Release of autoantigens from apoptotic cells
- Carrock Sewell
© Current Science Ltd 1999
Published: 18 November 1999
Autoantibodies found in SLE sera are frequently directed towards antigens exposed during the "blebbing" phase of apoptosis. These blebs contain nucleosomes - DNA wound around a histone core, which have been cleaved by an endonuclease induced by caspases. To investigate the spectrum of autoantibodies to proteins induced by apoptosis in normal human serum and in sera from five patients with SLE.
Autoantibodies to 13, 21 and 33 kDa antigens were only seen in apoptotic lysates, and at much higher concentrations in SLE sera than in normal controls. These were identified as histone H4 (13 kDa band), H3, H2b and H2a (21 kDa), and H1a and H1b (33 kDa band). Blocking steps were used to confirm specificity. An immune complex precipitation step ensured that anti-DNA antibodies in DNA/histone complexes were not detected.
This finding confirms previous reports of autoantibodies to antigens generated during apoptosis. Since such antibodies were also detected in normal controls, it is suggested that the immune dysregulation of lupus may result from inefficient clearance of apoptotic cells. It would be interesting to confirm the low levels of such antibodies in individual normal subjects (rather than using pooled serum) and also to relate levels of such antibodies to disease activity or manifestations. If poor clearance of apoptotic cells is an important feature of lupus, then methods of enhancing clearance may be of therapeutic importance.

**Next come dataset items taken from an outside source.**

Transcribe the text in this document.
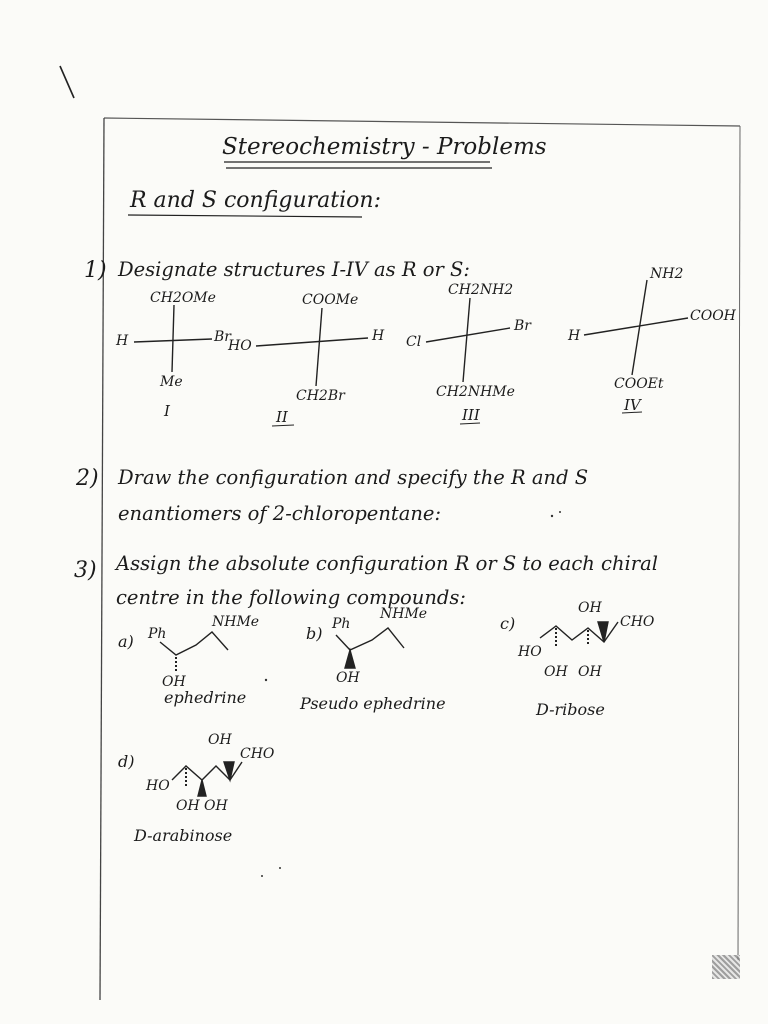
Stereochemistry - Problems
R and S configuration:
1) Designate structures I-IV as R or S:
CH2OMe
H	Br
Me
I
COOMe
HO
H
CH2Br
II
CH2NH2
Cl
Br
CH2NHMe
III
NH2
H
COOH
COOEt
IV
2) Draw the configuration and specify the R and S
enantiomers of 2-chloropentane:
3) Assign the absolute configuration R or S to each chiral
centre in the following compounds:
a) Ph
NHMe
OH
ephedrine
b) Ph
NHMe
OH
Pseudo ephedrine
c)
OH
CHO
HO
OH OH
D-ribose
d)
OH
CHO
HO
OH OH
D-arabinose
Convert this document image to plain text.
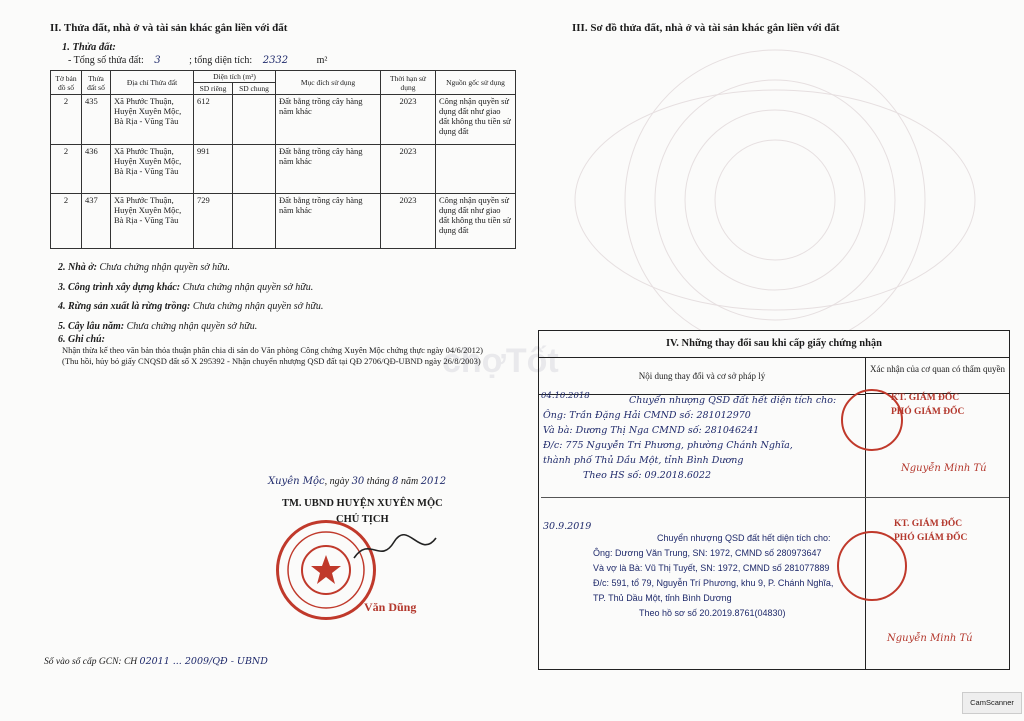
chợTốt
II. Thửa đất, nhà ở và tài sản khác gắn liền với đất
1. Thửa đất:
- Tổng số thửa đất: 3	; tổng diện tích: 2332	m²
Tờ bản đồ số	Thửa đất số	Địa chỉ Thửa đất	Diện tích (m²)		Mục đích sử dụng	Thời hạn sử dụng	Nguồn gốc sử dụng
			SD riêng	SD chung			
2	435	Xã Phước Thuận, Huyện Xuyên Mộc, Bà Rịa - Vũng Tàu	612		Đất bằng trồng cây hàng năm khác	2023	Công nhận quyền sử dụng đất như giao đất không thu tiền sử dụng đất
2	436	Xã Phước Thuận, Huyện Xuyên Mộc, Bà Rịa - Vũng Tàu	991		Đất bằng trồng cây hàng năm khác	2023	
2	437	Xã Phước Thuận, Huyện Xuyên Mộc, Bà Rịa - Vũng Tàu	729		Đất bằng trồng cây hàng năm khác	2023	Công nhận quyền sử dụng đất như giao đất không thu tiền sử dụng đất
2. Nhà ở: Chưa chứng nhận quyền sở hữu.
3. Công trình xây dựng khác: Chưa chứng nhận quyền sở hữu.
4. Rừng sản xuất là rừng trồng: Chưa chứng nhận quyền sở hữu.
5. Cây lâu năm: Chưa chứng nhận quyền sở hữu.
6. Ghi chú:
Nhận thừa kế theo văn bản thỏa thuận phân chia di sản do Văn phòng Công chứng Xuyên Mộc chứng thực ngày 04/6/2012)
(Thu hồi, hủy bỏ giấy CNQSD đất số X 295392 - Nhận chuyển nhượng QSD đất tại QĐ 2706/QĐ-UBND ngày 26/8/2003)
Xuyên Mộc, ngày 30 tháng 8 năm 2012
TM. UBND HUYỆN XUYÊN MỘC
CHỦ TỊCH
Văn Dũng
Số vào sổ cấp GCN: CH 02011 ... 2009/QĐ - UBND
III. Sơ đồ thửa đất, nhà ở và tài sản khác gắn liền với đất
IV. Những thay đổi sau khi cấp giấy chứng nhận
Nội dung thay đổi và cơ sở pháp lý
Xác nhận của cơ quan có thẩm quyền
04.10.2018	Chuyển nhượng QSD đất hết diện tích cho:
Ông: Trần Đặng Hải CMND số: 281012970
Và bà: Dương Thị Nga CMND số: 281046241
Đ/c: 775 Nguyễn Tri Phương, phường Chánh Nghĩa,
thành phố Thủ Dầu Một, tỉnh Bình Dương
Theo HS số: 09.2018.6022
KT. GIÁM ĐỐC
PHÓ GIÁM ĐỐC
Nguyễn Minh Tú
30.9.2019
Chuyển nhượng QSD đất hết diện tích cho:
Ông: Dương Văn Trung, SN: 1972, CMND số 280973647
Và vợ là Bà: Vũ Thị Tuyết, SN: 1972, CMND số 281077889
Đ/c: 591, tổ 79, Nguyễn Trí Phương, khu 9, P. Chánh Nghĩa,
TP. Thủ Dầu Một, tỉnh Bình Dương
Theo hồ sơ số 20.2019.8761(04830)
KT. GIÁM ĐỐC
PHÓ GIÁM ĐỐC
Nguyễn Minh Tú
CamScanner
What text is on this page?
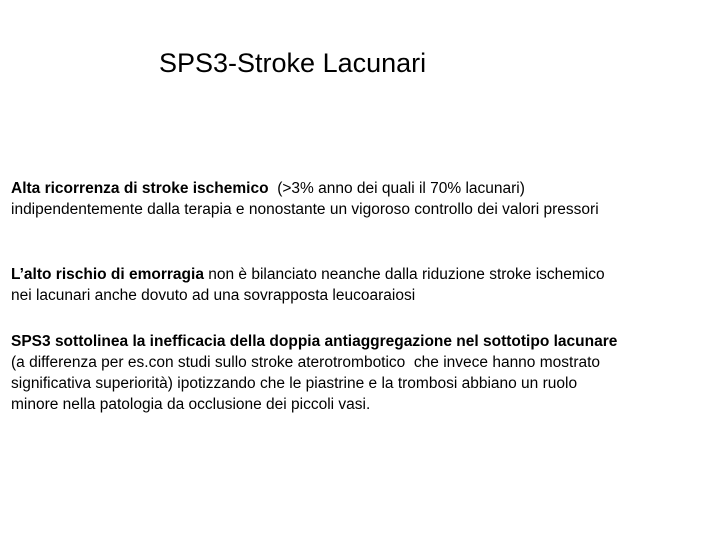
SPS3-Stroke Lacunari

Alta ricorrenza di stroke ischemico  (>3% anno dei quali il 70% lacunari)
indipendentemente dalla terapia e nonostante un vigoroso controllo dei valori pressori

L’alto rischio di emorragia non è bilanciato neanche dalla riduzione stroke ischemico
nei lacunari anche dovuto ad una sovrapposta leucoaraiosi

SPS3 sottolinea la inefficacia della doppia antiaggregazione nel sottotipo lacunare
(a differenza per es.con studi sullo stroke aterotrombotico  che invece hanno mostrato
significativa superiorità) ipotizzando che le piastrine e la trombosi abbiano un ruolo
minore nella patologia da occlusione dei piccoli vasi.
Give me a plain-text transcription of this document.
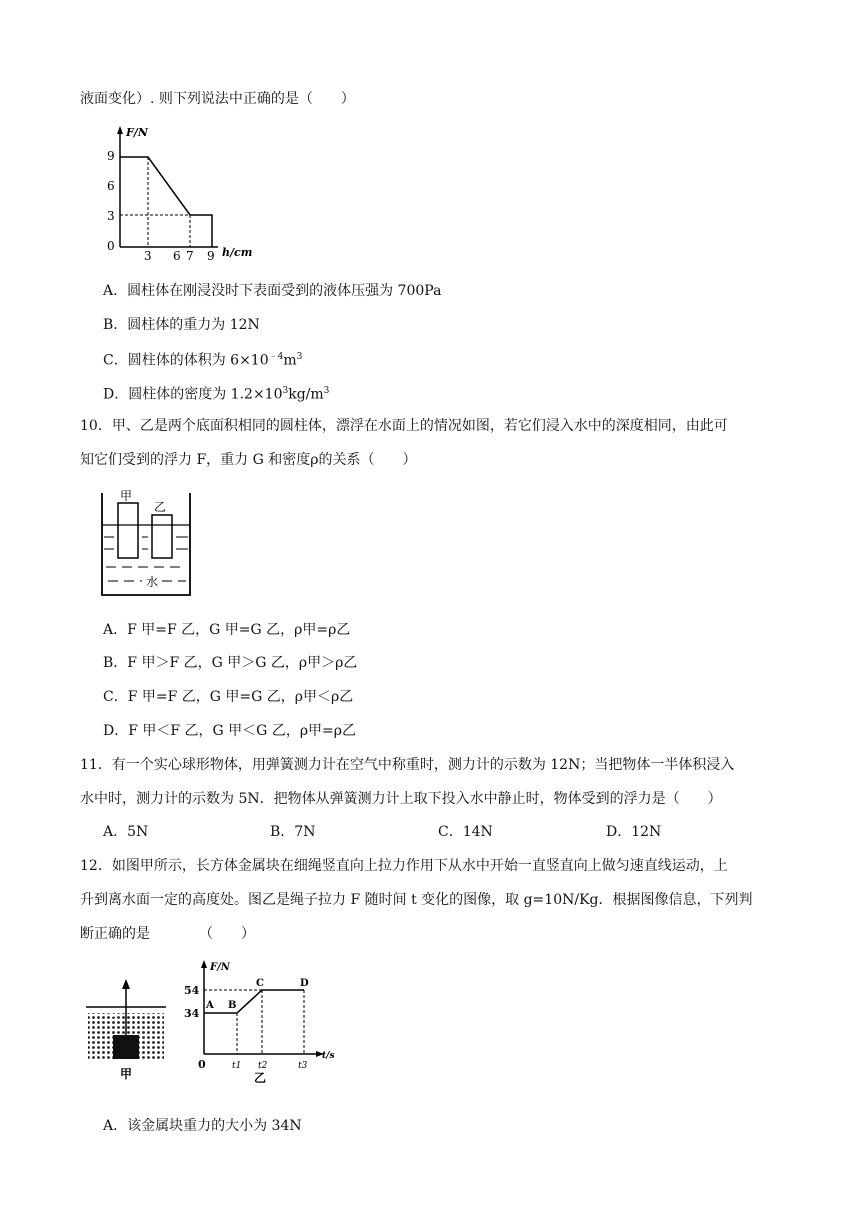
液面变化）. 则下列说法中正确的是（　　）
F/N
h/cm
9
6
3
0
3 6 7 9
A．圆柱体在刚浸没时下表面受到的液体压强为 700Pa
B．圆柱体的重力为 12N
C．圆柱体的体积为 $6\times 10^{﹣4}m^3$
D．圆柱体的密度为 $1.2\times 10^3kg/m^3$
10．甲、乙是两个底面积相同的圆柱体，漂浮在水面上的情况如图，若它们浸入水中的深度相同，由此可
知它们受到的浮力 F，重力 G 和密度ρ的关系（　　）
甲
乙
水
A．F 甲=F 乙，G 甲=G 乙，ρ甲=ρ乙
B．F 甲＞F 乙，G 甲＞G 乙，ρ甲＞ρ乙
C．F 甲=F 乙，G 甲=G 乙，ρ甲＜ρ乙
D．F 甲＜F 乙，G 甲＜G 乙，ρ甲=ρ乙
11．有一个实心球形物体，用弹簧测力计在空气中称重时，测力计的示数为 12N；当把物体一半体积浸入
水中时，测力计的示数为 5N．把物体从弹簧测力计上取下投入水中静止时，物体受到的浮力是（　　）
A．5N	B．7N	C．14N	D．12N
12．如图甲所示，长方体金属块在细绳竖直向上拉力作用下从水中开始一直竖直向上做匀速直线运动，上
升到离水面一定的高度处。图乙是绳子拉力 F 随时间 t 变化的图像，取 g=10N/Kg．根据图像信息，下列判
断正确的是　　　　（　　）
v
甲
F/N
t/s
54
34
0	t1 t2	t3
A B
C	D
乙
A．该金属块重力的大小为 34N
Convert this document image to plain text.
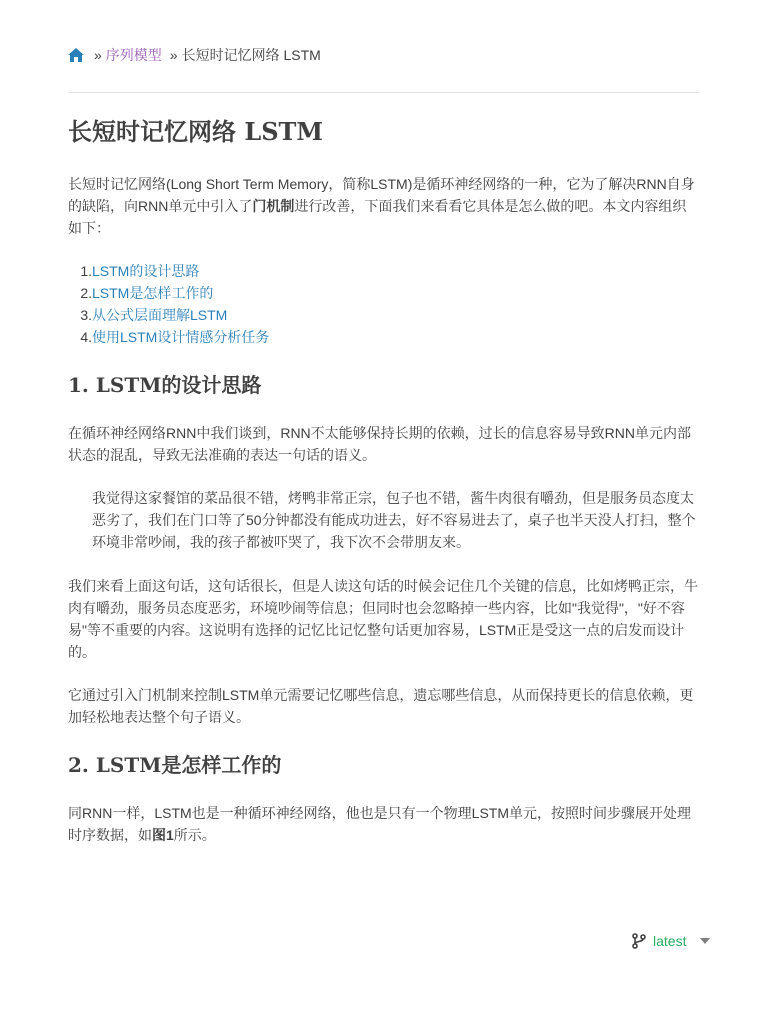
» 序列模型 » 长短时记忆网络 LSTM
长短时记忆网络 LSTM

长短时记忆网络(Long Short Term Memory，简称LSTM)是循环神经网络的一种，它为了解决RNN自身的缺陷，向RNN单元中引入了门机制进行改善，下面我们来看看它具体是怎么做的吧。本文内容组织如下：

1. LSTM的设计思路
2. LSTM是怎样工作的
3. 从公式层面理解LSTM
4. 使用LSTM设计情感分析任务
1. LSTM的设计思路

在循环神经网络RNN中我们谈到，RNN不太能够保持长期的依赖，过长的信息容易导致RNN单元内部状态的混乱，导致无法准确的表达一句话的语义。

我觉得这家餐馆的菜品很不错，烤鸭非常正宗，包子也不错，酱牛肉很有嚼劲，但是服务员态度太恶劣了，我们在门口等了50分钟都没有能成功进去，好不容易进去了，桌子也半天没人打扫，整个环境非常吵闹，我的孩子都被吓哭了，我下次不会带朋友来。

我们来看上面这句话，这句话很长，但是人读这句话的时候会记住几个关键的信息，比如烤鸭正宗，牛肉有嚼劲，服务员态度恶劣，环境吵闹等信息；但同时也会忽略掉一些内容，比如"我觉得"，"好不容易"等不重要的内容。这说明有选择的记忆比记忆整句话更加容易，LSTM正是受这一点的启发而设计的。

它通过引入门机制来控制LSTM单元需要记忆哪些信息，遗忘哪些信息，从而保持更长的信息依赖，更加轻松地表达整个句子语义。

2. LSTM是怎样工作的

同RNN一样，LSTM也是一种循环神经网络，他也是只有一个物理LSTM单元，按照时间步骤展开处理时序数据，如图1所示。

latest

Apoptosis was induced in cell lines (Jurkat and U937) using a variety of techniques, and confirmed by both electron microscopy and annexin V/PI staining. Apoptosis-induced proteins were isolated by cell lysis in buffer solutions that preserved cytoplasmic but not nuclear antigens, ultracentrifuged and then electrophoresed. The proteins separated by electrophoresis were blotted onto nitrocellulose and probed with human sera.